Was ihn interessiert, sind persönliche Geschichten von Menschen, die er nicht kenne, sagt der junge, schlanke Mann. Lustige Texte sind es fast nie, oft fangen sie unschuldig an und enden völlig unerwartet. Wie zum Beispiel seine Geschichte über ein Liebespaar in Afghanistan.

"Diese persönlichen Geschichten sind ja auch im Grunde genommen Klischees. Eine Landmine, es gibt im Kriegsgebiet Landminen, das ist klar. Aber darum geht es nicht, es geht nicht um die Explosion, sondern um die Menschen darin, die agieren. Sie könnten genauso gut hier leben, aber sie haben eine andere Umgebung, da müssen sie damit klarkommen."

"Betrunken war das Wort, betrunken war es, betrunken war das Wort, also sag - wie war es? Es war betrunken, betrunken war das Wort, erst hat es mich geliebt, doch dann war es fort"

Sprache ist ein sehr mächtiges Instrument, sagt Khesrau Behroz, und man merkt, dass er auch im Alltag jeden Satz wohl überlegt.
"Sprache ist für mich vor allem deshalb auch so wichtig, weil damit alles hier begonnen hat in Deutschland, habe mir diese Sprache versucht anzueignen und natürlich, man kann, wenn man sie richtig nutzt, kann man sie pointiert nutzen, um Gefühle zu wecken, um Menschen zu bewegen, Menschen zu erschüttern, zu erschrecken."

Der Bezug zu Afghanistan taucht immer wieder in seinen Geschichten auf, obwohl es meist nur Erzählungen sind, auf die er sich stützen kann. Wie zum Beispiel in "Der General". Ein Taxifahrer, ehemaliger General aus Afghanistan, der dem Fahrgast seinen Lebensfrust hinschleudert.

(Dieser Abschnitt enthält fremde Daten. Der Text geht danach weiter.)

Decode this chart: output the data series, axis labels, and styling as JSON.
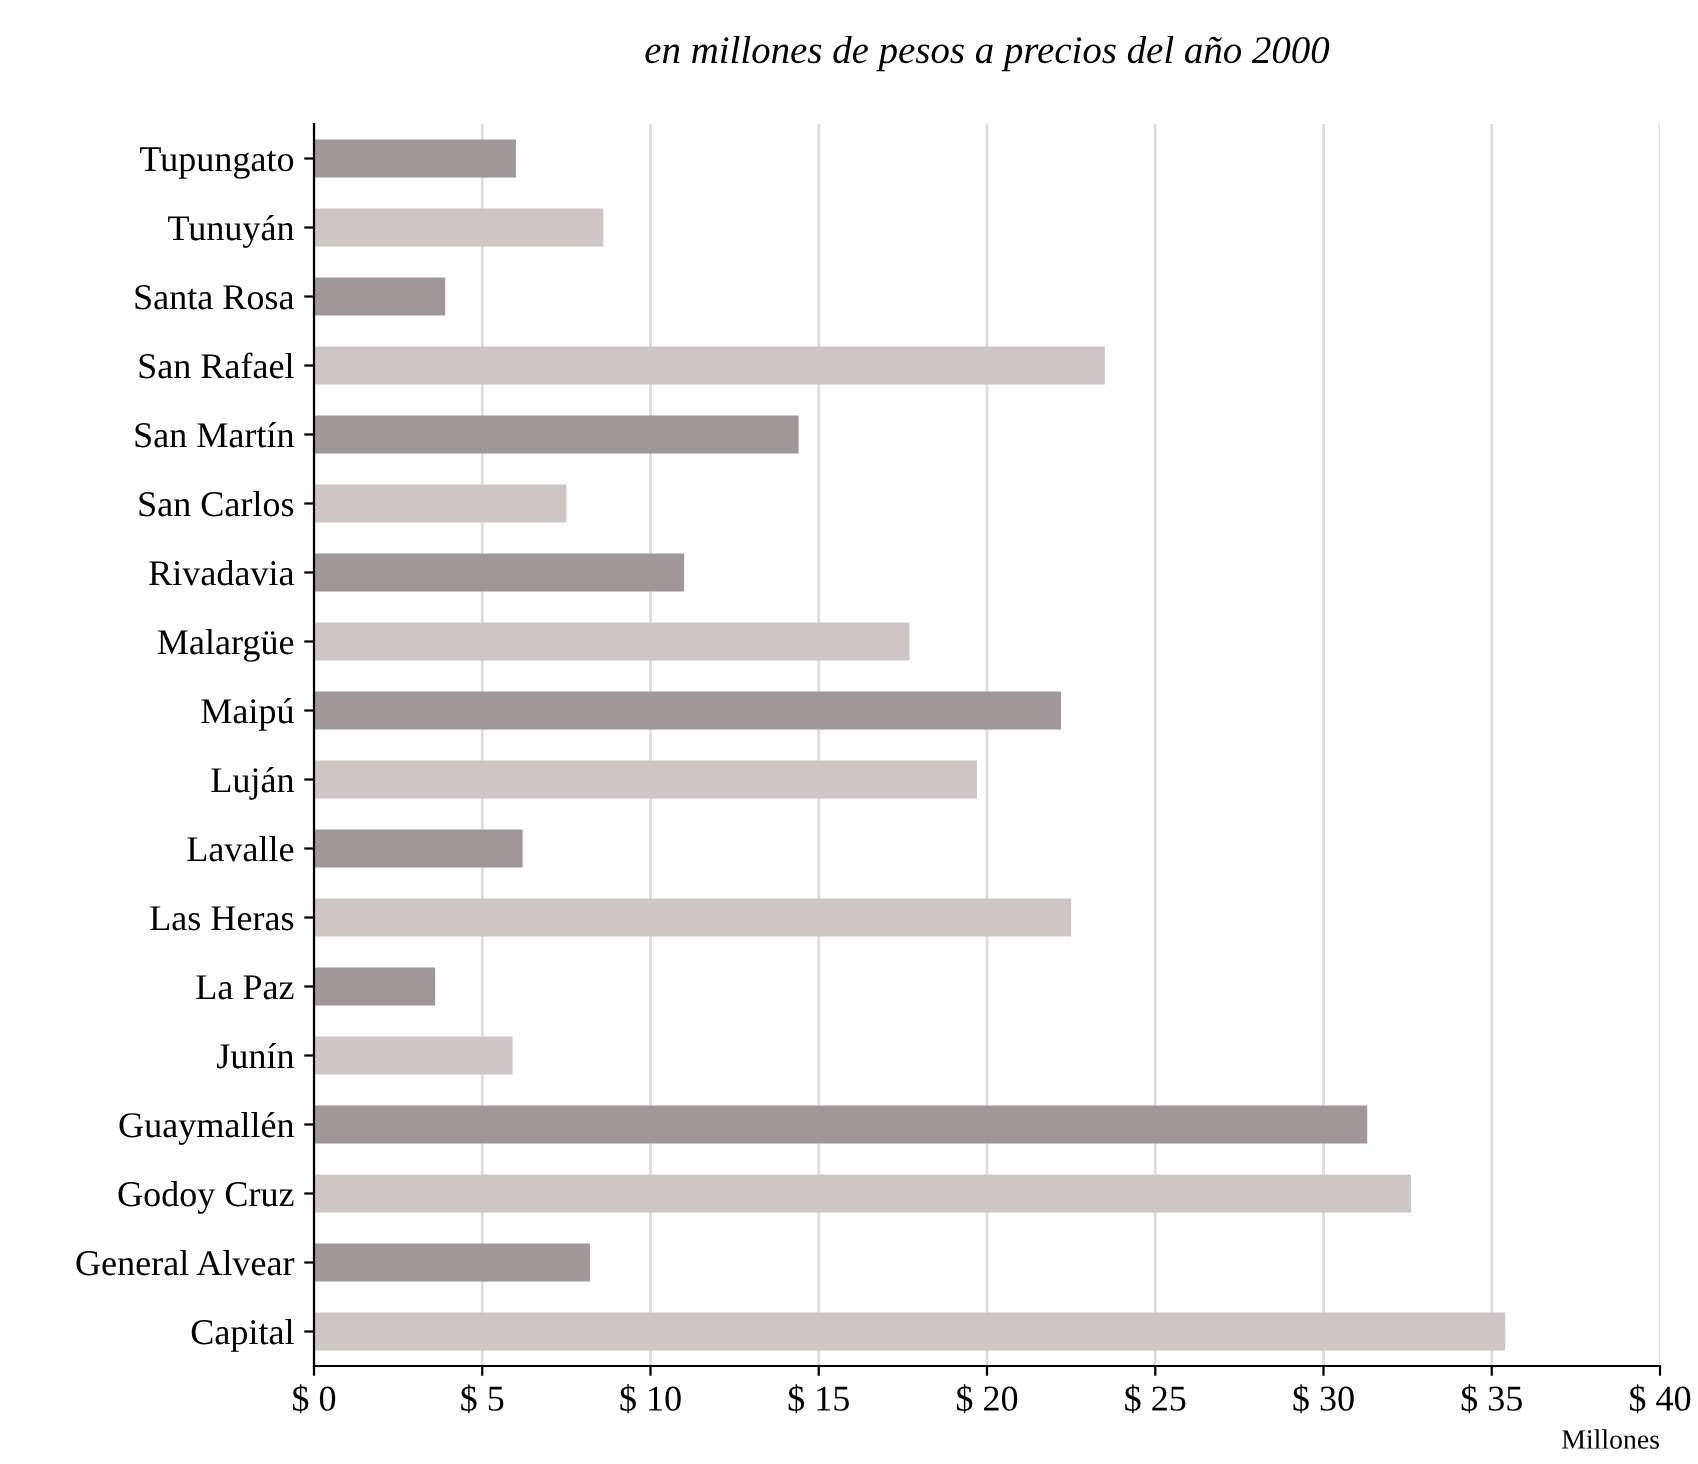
{
  "chart_data": {
    "type": "bar",
    "orientation": "horizontal",
    "title": "en millones de pesos a precios del año 2000",
    "xlabel": "Millones",
    "categories": [
      "Tupungato",
      "Tunuyán",
      "Santa Rosa",
      "San Rafael",
      "San Martín",
      "San Carlos",
      "Rivadavia",
      "Malargüe",
      "Maipú",
      "Luján",
      "Lavalle",
      "Las Heras",
      "La Paz",
      "Junín",
      "Guaymallén",
      "Godoy Cruz",
      "General Alvear",
      "Capital"
    ],
    "values": [
      6.0,
      8.6,
      3.9,
      23.5,
      14.4,
      7.5,
      11.0,
      17.7,
      22.2,
      19.7,
      6.2,
      22.5,
      3.6,
      5.9,
      31.3,
      32.6,
      8.2,
      35.4
    ],
    "colors": [
      "#a09898",
      "#cfc5c5",
      "#a09898",
      "#cfc5c5",
      "#a09898",
      "#cfc5c5",
      "#a09898",
      "#cfc5c5",
      "#a09898",
      "#cfc5c5",
      "#a09898",
      "#cfc5c5",
      "#a09898",
      "#cfc5c5",
      "#a09898",
      "#cfc5c5",
      "#a09898",
      "#cfc5c5"
    ],
    "xlim": [
      0,
      40
    ],
    "xticks": [
      {
        "value": 0,
        "label": "$ 0"
      },
      {
        "value": 5,
        "label": "$ 5"
      },
      {
        "value": 10,
        "label": "$ 10"
      },
      {
        "value": 15,
        "label": "$ 15"
      },
      {
        "value": 20,
        "label": "$ 20"
      },
      {
        "value": 25,
        "label": "$ 25"
      },
      {
        "value": 30,
        "label": "$ 30"
      },
      {
        "value": 35,
        "label": "$ 35"
      },
      {
        "value": 40,
        "label": "$ 40"
      }
    ],
    "grid": "x",
    "legend": false
  }
}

"ICH WAR EIN GENERAL, VERFLUCHT NOCHMAL! Ich habe Dutzende Orden gesammelt, habe unzählige Orte gesehen, habe Sachen auf Menschen geworfen, habe Frauen, ein Kind und eine Kuh getroffen, habe Häuser in die Luft gesprengt"

Khesrau Behroz eigene Erinnerungen an die Heimat der Eltern - Berge und viel Staub, viel mehr nicht.

"Von meinen Eltern weiß ich, dass Kabul eine wunderschöne Stadt gewesen ist, in meinem Kabul laufen Frauen mit Röcken rum. Dann ist es aber auch gleichzeitig ein Kabul, wo Frauen Finger abgehackt bekommen, weil sie sich schminken. Die Eltern werden jetzt langsam zur Inspiration, das einordnen zu können, das fängt jetzt langsam an. Ich glaube, ich habe das früher viel zu wenig Wert geschätzt, was sie alles durchgemacht haben und wo ich im Grunde genommen gelandet bin."

Afghane, Deutscher, als was er sich fühle? Als Europäer, oder besser noch, Mensch. Eingeordnet oder eingeschränkt zu werden, das konnte er noch nie leiden. Deswegen heißt seine Webseite, wo man viele seiner Texte nachlesen kann, auch "etwas Grenzenloses".

"Ich bin mit Haut und grauem Haar Autor, so würde ich mich verstehen, die grauen Haare, ja, ja, da staunen viele, auch die Katze. Ich möchte was Künstlerisches machen, möchte schreiben, Buchstaben, Wörter, Sprache, das soll mein Instrument bleiben."

Momentan studiert Khesrau Behroz Kommunikations- und Literaturwissenschaften in Erfurt, wo er zusammen mit Freuden in einer WG wohnt. Aber wer weiß schon, was er morgen für Pläne hat.